Install Anti-Malware by default for system scanning

Whether or not this should be done is a higher level question that should probably be discussed more broadly. As you point out, there are implications regarding performance that may make this undesirable to do for everyone across the board. This bug report is not really the right venue for that type of discussion - please raise it on Ubuntu Discourse, or the ubuntu-devel@ mailing list, or other project-wide discussion platform you prefer.

Personally, I think this is an idea worth pursuing. Online threats are omnipresent and only growing worse, after all. Historically Linux has tended to be safer due to its design and obscurity, but as you point out this is a false sense of security that will inevitably fail. So below is some speculation on how this improvement might be implemented:

Ideally each point of entry (Firefox, Software Center, ssh, ...) will have their own security mechanisms to prevent malware or intrusion, so probably for point-of-entry scanning (via clamav or other anti-virus mechanisms - see https://help.ubuntu.com/community/Antivirus) tickets should be filed against those packages, as appropriate.

However, clamav also has a system scanning mode that runs per a schedule (cron or at), and I gather that's what is being suggested here. To make it installed by default would require adding clamav to one of the seeds (the desktop seed if it's only wanted for desktop, or some other seed if it's needed for Ubuntu Server and so on). Clamav sends reports via email, so the system would need to have a configured email address, and be able to deliver email locally, or else have some other means of communicating troubles to the user (e.g. popup notification, dialog in System Tools, motd entry, ...) Some thought would also need to go into what to do for fully autonomous installs such as a cloud server that may receive little or no maintenance attention after deployment.

The antivirus software would probably need to be continuously updated in production, to have the latest signatures and other protection mechanisms. This implies that a standing FFE would need granted for clamav (and/or other AV software). (This is probably a good idea regardless of whether its installed by default or not.)

Clamav doesn't disinfect files, it just detects and/or removes them. That may be too destructive to be done generally, so implementing this may need to be done in conjunction with a system backup service (which itself is also a great idea but not done by default, for obvious reasons).

I would strongly encourage you to raise this idea more publicly. The security team in particular would be worth soliciting input from - they might be able to say if this is a non-issue due to other existing protections, or suggest alternative approaches that would give better bang for the buck. Meanwhile, I'll set this to wishlist.
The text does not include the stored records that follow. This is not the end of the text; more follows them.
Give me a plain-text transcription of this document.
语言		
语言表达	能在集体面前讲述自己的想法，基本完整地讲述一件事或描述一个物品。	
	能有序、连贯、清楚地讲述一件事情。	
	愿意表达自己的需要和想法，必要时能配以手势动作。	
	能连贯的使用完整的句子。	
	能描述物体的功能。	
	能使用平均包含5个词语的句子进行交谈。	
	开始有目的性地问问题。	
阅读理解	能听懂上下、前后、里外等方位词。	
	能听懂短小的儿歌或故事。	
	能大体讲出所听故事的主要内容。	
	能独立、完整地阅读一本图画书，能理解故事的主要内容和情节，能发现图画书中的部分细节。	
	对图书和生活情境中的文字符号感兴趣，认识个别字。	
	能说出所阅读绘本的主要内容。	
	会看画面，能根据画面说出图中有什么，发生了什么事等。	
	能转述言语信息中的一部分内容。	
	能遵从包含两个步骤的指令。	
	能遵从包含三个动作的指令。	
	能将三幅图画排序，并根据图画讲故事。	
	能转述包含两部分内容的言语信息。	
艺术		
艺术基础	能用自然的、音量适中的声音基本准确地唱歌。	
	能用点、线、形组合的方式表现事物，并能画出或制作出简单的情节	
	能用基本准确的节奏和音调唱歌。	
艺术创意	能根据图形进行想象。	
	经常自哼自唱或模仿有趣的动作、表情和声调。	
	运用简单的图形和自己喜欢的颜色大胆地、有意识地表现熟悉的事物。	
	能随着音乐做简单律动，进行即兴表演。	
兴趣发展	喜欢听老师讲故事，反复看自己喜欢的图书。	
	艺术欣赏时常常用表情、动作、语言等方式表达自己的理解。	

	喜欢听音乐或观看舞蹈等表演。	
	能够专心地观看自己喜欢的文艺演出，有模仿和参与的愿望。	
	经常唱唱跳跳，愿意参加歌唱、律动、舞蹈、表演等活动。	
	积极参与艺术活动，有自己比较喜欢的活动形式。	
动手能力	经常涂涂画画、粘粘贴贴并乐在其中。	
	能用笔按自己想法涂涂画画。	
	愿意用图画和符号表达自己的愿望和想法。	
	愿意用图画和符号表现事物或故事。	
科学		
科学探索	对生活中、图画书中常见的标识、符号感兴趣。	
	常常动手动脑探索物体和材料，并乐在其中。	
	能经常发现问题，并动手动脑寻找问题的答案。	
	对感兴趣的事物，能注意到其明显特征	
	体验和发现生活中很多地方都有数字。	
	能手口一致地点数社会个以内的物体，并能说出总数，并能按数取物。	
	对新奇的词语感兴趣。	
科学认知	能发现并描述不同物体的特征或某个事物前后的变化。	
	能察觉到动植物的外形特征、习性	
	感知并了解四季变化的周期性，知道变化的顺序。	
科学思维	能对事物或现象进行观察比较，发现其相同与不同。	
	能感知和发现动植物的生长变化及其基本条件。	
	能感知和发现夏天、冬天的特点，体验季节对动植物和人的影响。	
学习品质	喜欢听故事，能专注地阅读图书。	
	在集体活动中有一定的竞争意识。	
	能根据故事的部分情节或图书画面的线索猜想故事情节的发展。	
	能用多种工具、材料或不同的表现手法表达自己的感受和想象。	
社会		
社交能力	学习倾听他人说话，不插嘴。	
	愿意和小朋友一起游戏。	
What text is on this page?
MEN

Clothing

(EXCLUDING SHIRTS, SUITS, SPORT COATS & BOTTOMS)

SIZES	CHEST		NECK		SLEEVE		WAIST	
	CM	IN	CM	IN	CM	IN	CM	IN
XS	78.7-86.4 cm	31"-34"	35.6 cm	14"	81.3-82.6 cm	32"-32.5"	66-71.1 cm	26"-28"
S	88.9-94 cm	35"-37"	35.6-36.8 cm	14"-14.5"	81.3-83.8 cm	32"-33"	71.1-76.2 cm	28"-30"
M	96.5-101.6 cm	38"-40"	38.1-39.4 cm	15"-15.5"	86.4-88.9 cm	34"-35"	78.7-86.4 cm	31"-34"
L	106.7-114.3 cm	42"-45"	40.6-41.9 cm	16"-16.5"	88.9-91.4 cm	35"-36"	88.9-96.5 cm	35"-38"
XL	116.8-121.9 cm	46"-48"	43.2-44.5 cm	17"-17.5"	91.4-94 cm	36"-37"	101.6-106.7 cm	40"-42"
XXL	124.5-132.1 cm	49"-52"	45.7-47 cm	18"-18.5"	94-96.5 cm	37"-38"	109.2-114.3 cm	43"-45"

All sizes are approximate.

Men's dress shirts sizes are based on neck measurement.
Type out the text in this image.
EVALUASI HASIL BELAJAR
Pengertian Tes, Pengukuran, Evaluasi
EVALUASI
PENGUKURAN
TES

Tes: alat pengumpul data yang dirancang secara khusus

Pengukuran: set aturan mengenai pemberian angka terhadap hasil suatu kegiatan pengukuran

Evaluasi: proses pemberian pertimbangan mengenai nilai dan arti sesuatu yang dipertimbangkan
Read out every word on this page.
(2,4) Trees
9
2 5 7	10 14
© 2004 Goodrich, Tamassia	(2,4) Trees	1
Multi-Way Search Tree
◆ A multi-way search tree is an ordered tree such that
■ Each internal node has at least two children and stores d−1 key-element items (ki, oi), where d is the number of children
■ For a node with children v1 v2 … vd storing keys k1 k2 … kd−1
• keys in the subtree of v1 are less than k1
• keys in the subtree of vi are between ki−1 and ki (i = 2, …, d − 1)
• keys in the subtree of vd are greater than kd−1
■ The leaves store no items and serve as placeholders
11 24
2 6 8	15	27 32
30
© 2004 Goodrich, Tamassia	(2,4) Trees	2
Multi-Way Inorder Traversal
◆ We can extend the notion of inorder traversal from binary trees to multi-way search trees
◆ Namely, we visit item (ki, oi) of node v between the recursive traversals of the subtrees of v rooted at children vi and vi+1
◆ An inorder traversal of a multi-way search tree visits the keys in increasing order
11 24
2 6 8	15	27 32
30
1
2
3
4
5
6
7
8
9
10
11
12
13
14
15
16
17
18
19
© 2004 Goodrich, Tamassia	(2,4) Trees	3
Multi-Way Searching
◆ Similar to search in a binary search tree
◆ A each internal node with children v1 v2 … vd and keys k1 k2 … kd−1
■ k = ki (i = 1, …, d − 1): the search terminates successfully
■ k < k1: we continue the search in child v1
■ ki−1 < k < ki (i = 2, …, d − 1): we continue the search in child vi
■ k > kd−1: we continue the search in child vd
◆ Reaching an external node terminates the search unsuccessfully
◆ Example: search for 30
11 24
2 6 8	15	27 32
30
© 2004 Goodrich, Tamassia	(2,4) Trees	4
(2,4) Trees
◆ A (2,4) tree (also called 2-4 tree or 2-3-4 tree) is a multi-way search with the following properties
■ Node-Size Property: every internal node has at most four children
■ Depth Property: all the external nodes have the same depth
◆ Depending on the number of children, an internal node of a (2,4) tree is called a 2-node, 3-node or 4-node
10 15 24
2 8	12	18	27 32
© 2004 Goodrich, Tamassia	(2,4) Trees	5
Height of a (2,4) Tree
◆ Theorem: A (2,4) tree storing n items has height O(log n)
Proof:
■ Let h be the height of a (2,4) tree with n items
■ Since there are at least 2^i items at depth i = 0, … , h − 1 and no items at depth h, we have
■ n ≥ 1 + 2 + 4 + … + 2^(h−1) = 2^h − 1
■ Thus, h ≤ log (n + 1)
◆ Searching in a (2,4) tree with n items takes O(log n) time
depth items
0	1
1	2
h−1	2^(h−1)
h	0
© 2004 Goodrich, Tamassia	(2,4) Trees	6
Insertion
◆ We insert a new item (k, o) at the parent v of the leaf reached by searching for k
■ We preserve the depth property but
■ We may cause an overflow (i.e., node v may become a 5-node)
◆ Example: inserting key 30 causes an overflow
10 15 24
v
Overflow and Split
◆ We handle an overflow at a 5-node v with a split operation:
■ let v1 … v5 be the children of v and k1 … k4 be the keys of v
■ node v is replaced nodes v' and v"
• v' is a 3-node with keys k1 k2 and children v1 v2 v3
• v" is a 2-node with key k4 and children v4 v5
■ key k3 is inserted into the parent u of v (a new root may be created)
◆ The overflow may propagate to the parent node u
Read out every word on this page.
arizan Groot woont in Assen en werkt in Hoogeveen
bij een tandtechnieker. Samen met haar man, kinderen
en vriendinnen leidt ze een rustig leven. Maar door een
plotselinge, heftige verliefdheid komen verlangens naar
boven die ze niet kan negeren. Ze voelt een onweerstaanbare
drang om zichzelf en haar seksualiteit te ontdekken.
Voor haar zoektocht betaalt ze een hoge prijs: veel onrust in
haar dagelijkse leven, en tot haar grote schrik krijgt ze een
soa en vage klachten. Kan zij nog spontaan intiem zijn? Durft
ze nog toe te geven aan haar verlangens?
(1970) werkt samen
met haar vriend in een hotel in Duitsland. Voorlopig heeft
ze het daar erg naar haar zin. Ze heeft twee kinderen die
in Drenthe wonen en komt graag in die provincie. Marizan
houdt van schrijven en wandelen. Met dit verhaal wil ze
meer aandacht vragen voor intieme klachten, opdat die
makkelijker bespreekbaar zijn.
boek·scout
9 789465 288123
Kaspersky has released a virus removal tool for Linux. Go to the website below and click “Show other platforms”. Some people don’t trust Kaspersky, but it is a well known security company. Use at your own risk.
https://www.kaspersky.com/downloads/free-virus-removal-tool

Information about Kaspersky Virus Removal Tool for Linux:
https://www.kaspersky.com/blog/kvrt-for-linux/51375/

Linux Malware:
https://securelist.com/?s=Linux
https://www.akamai.com/blog/security-research/critical-linux-backdoor-xz-utils-discovered-what-to-know

Security researcher’s comments on Linux security:
https://madaidans-insecurities.github.io/linux.html

Could you add reverse shell detection and automatically block remote connections? There could be a firewall section in the settings app that would allow a user to override the blocked remote connection. There could be a warning about the danger of allowing the connection because it can’t be determined if there is malicious intent.

There could be a button that would allow the user to submit the remote connection information to the Linux security team, they could check if the remote server is trusted or malicious. Trusted servers or ip addresses could become malicious. Higher priority would be given to most requested.

Status changed to 'Confirmed' because the bug affects multiple users.

Hi,

ubuntu-personal-security is a package that's been dropped on Xenial, therefore I removed its task from this bug.

Otherwise, Bryce's comment already outlines a good step forward here. Also, since this is not a bug on clamav per se, I decided to change its task to the general "Ubuntu" component.

If a user chooses to use a deb file to install software, Linux could prompt the user for the hash value. This would ensure the file didn’t get corrupted while downloading.

The attacker that embedded malware in Linux Mint, created a hash value for the malicious iso file. Verifying the hash would not have protected users.

There could be a database of hash values for non repository software. If a user downloads a deb file, linux could use the hash value from the database to verify the download is safe. If the downloaded software is not found in the database, a user could press a button to request the software and hash value be added. Linux security team developers could check the software and add the legitimate hash value to the database. This could help protect inexperienced Linux users.

A user could install non malicious software from the repository or a deb file, but malware could be delivered through software updates. Some software developers might not be trustworthy or they might get hacked. Malicious code might be obvious in open source software, but security flaws are like a back door and are more difficult to discover.

Could you add “Avoid entering your password to grant higher levels of permission to programs without being aware of having started those programs.” to the “An application is attempting to perform an action that requires privileges. Authentication is required to perform this action.” pop up message.

Malware could trick a user into entering their admin password in order to gain higher privileges.